Je lui réponds et je me présente à ma mère. Assise. Elle me regarde sans me voir.

Je lui dis : "Bonjour maman"

Elle me sourit et reprend une posture désincarnée.

Je propose un tour dans le jardin. Elle ne réagit pas. L'aide soignante me dit qu'il faut maintenant que je me présente face à elle, que je lui prenne les mains et que je la conduise ainsi. C'est très difficile car elle est vraiment vacillante. Elle l'était moins il y a quelques temps.

Dans la jardin, il fait beau. Il y a des bancs, des oiseaux et de petites fleurs. Quelques personnes passent. Vont et viennent.

Nous marchons un peu. Elle est très hésitante mais tient bon. Je lui ai pris le bras.
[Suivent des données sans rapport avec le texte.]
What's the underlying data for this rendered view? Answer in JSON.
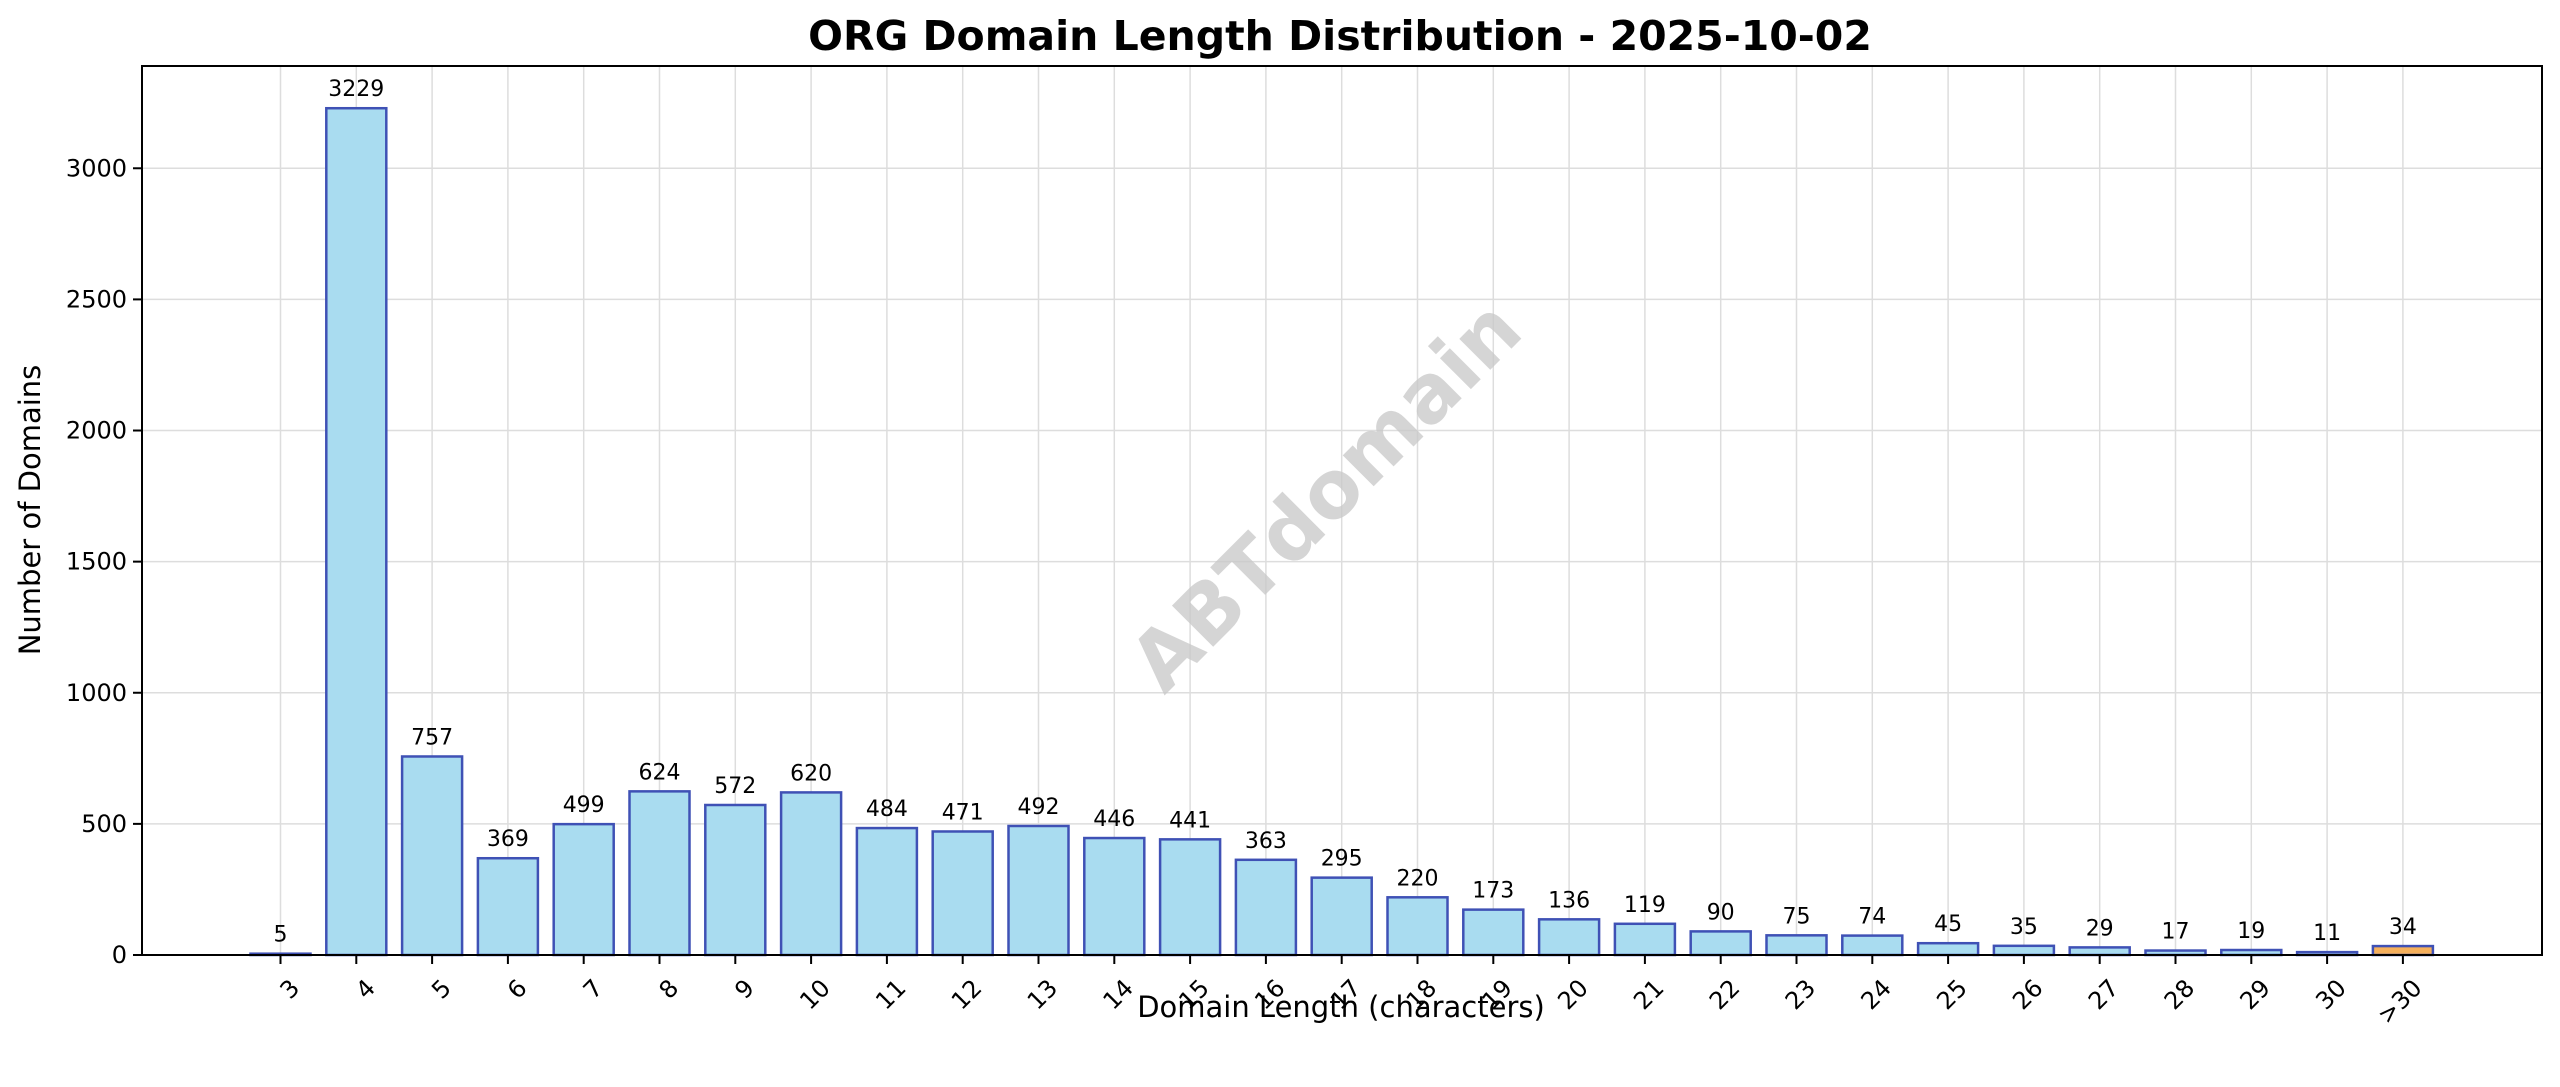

Alors je lui parle. De tout, de rien. Je précise la saison, le nom de certaines fleurs, des événements de notre quotidien, de la Franche Comté, du jardin, des arbres, des confitures, des enfants, de la mer, des oiseaux. Tiens il y a en a un qui est perché sur un muret. C'est amusant. Elle sourit.
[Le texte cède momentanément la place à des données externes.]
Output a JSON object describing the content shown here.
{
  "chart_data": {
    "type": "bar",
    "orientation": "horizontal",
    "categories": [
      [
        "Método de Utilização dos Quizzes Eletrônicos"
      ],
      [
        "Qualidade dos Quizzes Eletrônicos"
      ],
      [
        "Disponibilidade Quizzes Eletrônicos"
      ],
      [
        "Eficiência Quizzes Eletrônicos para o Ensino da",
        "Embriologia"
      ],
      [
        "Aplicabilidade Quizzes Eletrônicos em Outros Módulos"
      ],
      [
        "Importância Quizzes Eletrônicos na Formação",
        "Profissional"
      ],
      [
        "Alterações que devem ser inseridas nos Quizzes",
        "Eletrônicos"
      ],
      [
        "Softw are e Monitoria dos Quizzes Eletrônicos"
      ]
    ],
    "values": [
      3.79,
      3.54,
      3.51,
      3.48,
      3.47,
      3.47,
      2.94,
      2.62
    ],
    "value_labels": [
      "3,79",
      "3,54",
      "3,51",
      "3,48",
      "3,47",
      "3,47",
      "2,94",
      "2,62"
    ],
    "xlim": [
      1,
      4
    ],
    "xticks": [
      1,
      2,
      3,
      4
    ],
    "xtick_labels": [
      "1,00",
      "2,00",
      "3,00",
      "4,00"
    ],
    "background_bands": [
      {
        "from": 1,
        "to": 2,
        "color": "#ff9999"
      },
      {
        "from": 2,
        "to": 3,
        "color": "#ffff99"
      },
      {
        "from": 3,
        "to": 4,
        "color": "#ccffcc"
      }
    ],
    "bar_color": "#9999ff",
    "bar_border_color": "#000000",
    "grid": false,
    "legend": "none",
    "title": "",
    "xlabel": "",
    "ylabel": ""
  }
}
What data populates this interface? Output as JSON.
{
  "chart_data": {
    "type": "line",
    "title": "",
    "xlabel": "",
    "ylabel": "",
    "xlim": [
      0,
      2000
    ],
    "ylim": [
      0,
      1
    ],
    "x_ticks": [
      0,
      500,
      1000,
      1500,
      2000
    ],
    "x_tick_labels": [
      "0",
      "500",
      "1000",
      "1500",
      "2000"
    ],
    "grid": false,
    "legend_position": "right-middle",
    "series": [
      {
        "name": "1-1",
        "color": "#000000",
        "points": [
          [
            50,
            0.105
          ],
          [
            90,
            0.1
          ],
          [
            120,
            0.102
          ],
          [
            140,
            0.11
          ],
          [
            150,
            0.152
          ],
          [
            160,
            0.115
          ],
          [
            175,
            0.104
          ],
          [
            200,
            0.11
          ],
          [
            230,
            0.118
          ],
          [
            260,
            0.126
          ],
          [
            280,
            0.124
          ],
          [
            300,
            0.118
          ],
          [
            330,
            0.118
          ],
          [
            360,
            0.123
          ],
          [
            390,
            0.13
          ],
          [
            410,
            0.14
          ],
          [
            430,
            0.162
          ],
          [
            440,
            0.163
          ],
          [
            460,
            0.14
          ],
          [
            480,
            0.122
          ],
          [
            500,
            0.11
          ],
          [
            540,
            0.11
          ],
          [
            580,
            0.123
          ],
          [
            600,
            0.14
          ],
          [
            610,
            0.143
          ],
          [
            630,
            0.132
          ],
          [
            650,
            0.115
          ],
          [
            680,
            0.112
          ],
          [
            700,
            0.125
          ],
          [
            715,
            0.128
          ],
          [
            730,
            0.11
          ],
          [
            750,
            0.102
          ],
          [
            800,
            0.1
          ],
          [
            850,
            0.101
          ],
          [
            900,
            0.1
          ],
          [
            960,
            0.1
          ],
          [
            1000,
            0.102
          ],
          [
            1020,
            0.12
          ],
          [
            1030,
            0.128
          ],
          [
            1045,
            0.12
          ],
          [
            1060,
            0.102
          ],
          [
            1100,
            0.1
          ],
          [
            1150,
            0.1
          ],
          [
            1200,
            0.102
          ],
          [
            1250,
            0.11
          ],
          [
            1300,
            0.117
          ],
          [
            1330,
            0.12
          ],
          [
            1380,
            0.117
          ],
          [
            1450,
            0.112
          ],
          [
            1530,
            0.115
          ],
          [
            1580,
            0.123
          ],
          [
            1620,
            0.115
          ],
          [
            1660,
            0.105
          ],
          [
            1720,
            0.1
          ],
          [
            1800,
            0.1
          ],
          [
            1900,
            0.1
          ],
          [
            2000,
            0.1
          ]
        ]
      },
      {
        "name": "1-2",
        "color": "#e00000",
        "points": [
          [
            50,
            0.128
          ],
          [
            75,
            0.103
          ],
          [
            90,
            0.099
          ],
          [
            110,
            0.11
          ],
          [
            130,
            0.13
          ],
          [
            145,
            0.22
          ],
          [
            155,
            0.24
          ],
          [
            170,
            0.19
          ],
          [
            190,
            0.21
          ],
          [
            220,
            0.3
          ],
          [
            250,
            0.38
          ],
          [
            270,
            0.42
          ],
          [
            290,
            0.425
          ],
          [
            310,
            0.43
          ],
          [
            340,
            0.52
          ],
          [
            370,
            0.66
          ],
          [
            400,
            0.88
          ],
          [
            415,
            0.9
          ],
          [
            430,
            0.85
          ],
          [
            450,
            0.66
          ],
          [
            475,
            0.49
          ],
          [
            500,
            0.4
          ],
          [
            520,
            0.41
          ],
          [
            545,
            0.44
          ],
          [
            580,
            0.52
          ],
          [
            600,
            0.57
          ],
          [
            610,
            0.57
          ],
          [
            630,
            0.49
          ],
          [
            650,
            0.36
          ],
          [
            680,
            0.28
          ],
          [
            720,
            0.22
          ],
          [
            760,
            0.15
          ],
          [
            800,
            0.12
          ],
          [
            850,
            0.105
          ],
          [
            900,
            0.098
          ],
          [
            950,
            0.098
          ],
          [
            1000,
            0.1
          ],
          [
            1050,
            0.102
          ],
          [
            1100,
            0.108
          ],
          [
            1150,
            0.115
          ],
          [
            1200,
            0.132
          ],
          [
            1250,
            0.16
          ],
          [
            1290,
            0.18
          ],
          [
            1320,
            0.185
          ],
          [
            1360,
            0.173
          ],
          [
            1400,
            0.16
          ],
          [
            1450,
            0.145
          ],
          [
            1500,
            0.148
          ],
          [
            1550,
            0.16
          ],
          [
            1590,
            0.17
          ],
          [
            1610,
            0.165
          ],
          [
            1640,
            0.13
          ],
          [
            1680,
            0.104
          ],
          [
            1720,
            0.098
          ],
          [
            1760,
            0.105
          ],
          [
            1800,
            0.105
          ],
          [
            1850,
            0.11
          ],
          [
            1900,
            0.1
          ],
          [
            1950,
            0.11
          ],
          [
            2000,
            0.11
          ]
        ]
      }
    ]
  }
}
Elle ne reconnait plus rien : ni qui je suis, ni quoique ce soit. Elle égraine des mots sans aucun sens et ostensiblement défait les boutons de sa veste. Elle fait cela tout le temps.

Elle ne sait plus rien de sa vie, de son monde, de son histoire.

Parfois quand je lui demande si elle connait mon prénom… Elle ne dit rien… Je lui dis qui je suis alors elle parait soucieuse et dit "Ce n'est pas bien… Ce n'est pas bien" Puis retrouve le vague dans ses yeux.

À un moment, je demande : "Tu as un beau pantalon. Mais de quelle couleur est-il donc ? J'ai un peu de mal avec ça… "

Elle répond sans hésitation : "Il est bleu"

Une grande joie m'envahit, une tristesse de joie comme de petites perles de pluie sur une feuille effilée.

Elle a fait un lien avec la réalité.